Similarly, you might be better served by having many small LLMs attempt a task and taking the votes of each one in order to make a decision. Even if one or two models are unexpectedly slow for a particular call, your expected median latency will be dramatically lower than if you’re waiting for o1 to finish a task.
This type of approach would have sounded crazy just 12 or 24 months ago, but the rate at which LLMs continue to get smaller, faster, and cheaper has made these techniques possible.
Return something quickly and get better. A common practice in the mid-2010s was to return some data within the target 200ms for a web application and then update the page incrementally as the ML model returned results that were more customized to the user. The idea was that the user would have something to look at and would feel engaged, but all the high-quality results would be there by the time they processed the whole page — the real latency of inference was hidden. There’s no reason that we shouldn’t be doing the same thing with LLMs. We think of this paradigm an AsyncAI.
If inference costs continue to plummet, it will become obvious to have multiple models solve a problem simultaneously. A small model’s solution can be surfaced to the user with very low latency if it meets a confidence threshold, and it can then be edited or updated by a more powerful model that can add more nuance. This parallel computation can achieve the same latency hiding as above.

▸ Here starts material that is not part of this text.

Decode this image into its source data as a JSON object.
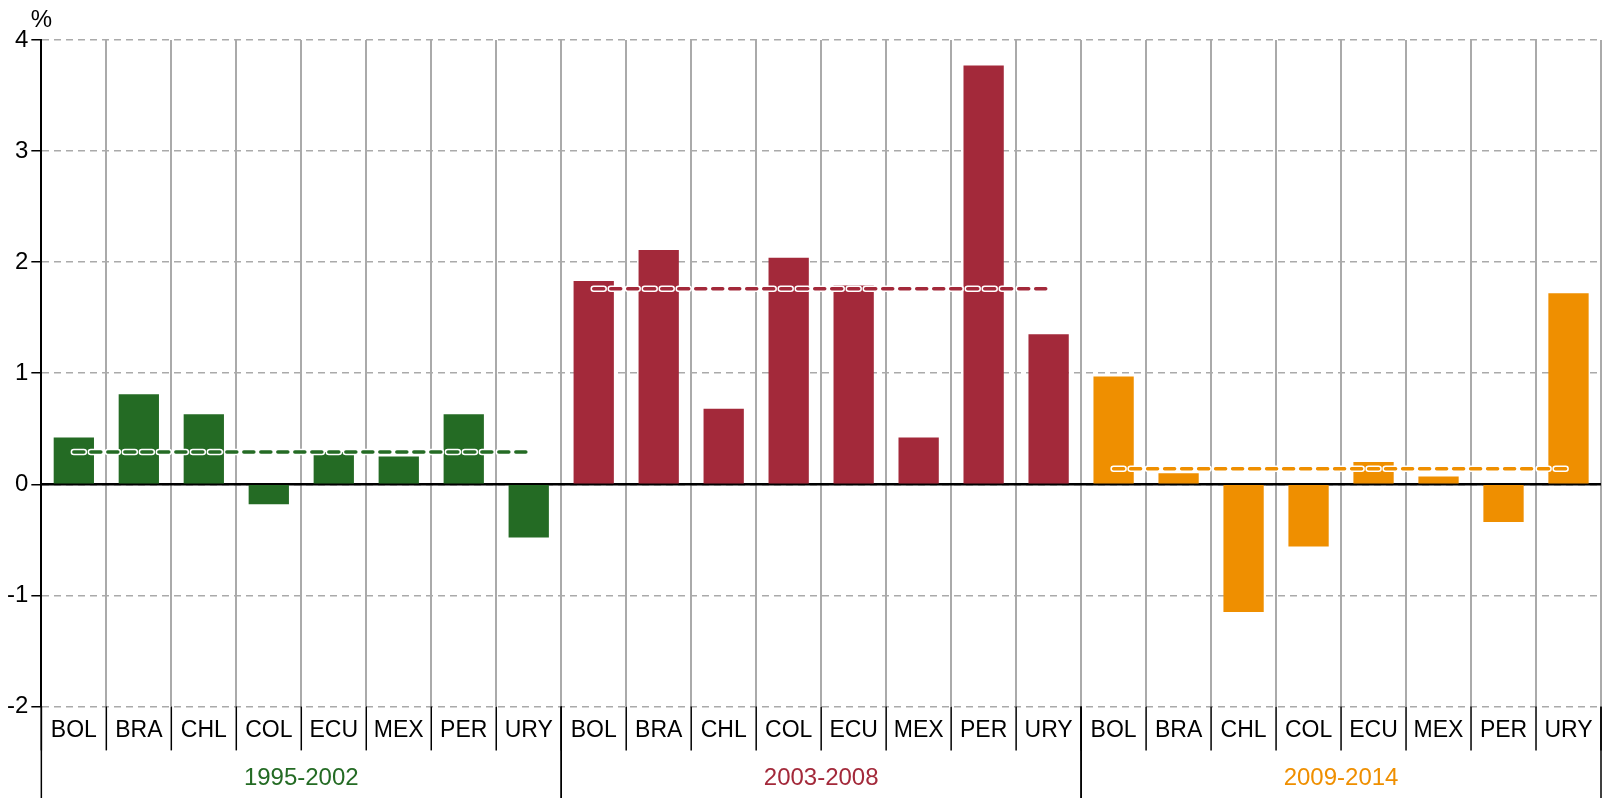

The open question here is how exactly these updates are surfaced to the user — reordering a list or incrementally surfacing a feed was easy, but editing a large chunk of text while a user is reading it could be worse. While it’s early, we’re interested in ideas like showing an annotation based on model updates or letting the user toggle between multiple versions with a git diff style view. We’re excited to see what others comes up with here!
AI systems have a long way to go to reach full maturity and scale, but compound AI and so-called test-time compute are both headed in the right direction. Along the way, they’re reintroducing many challenges that ML systems solved in the past decade, and while history doesn’t always repeat itself, it often rhymes. Learning lessons from what’s worked — and what hasn’t — will help us get there faster and with fewer GPU crises along the way.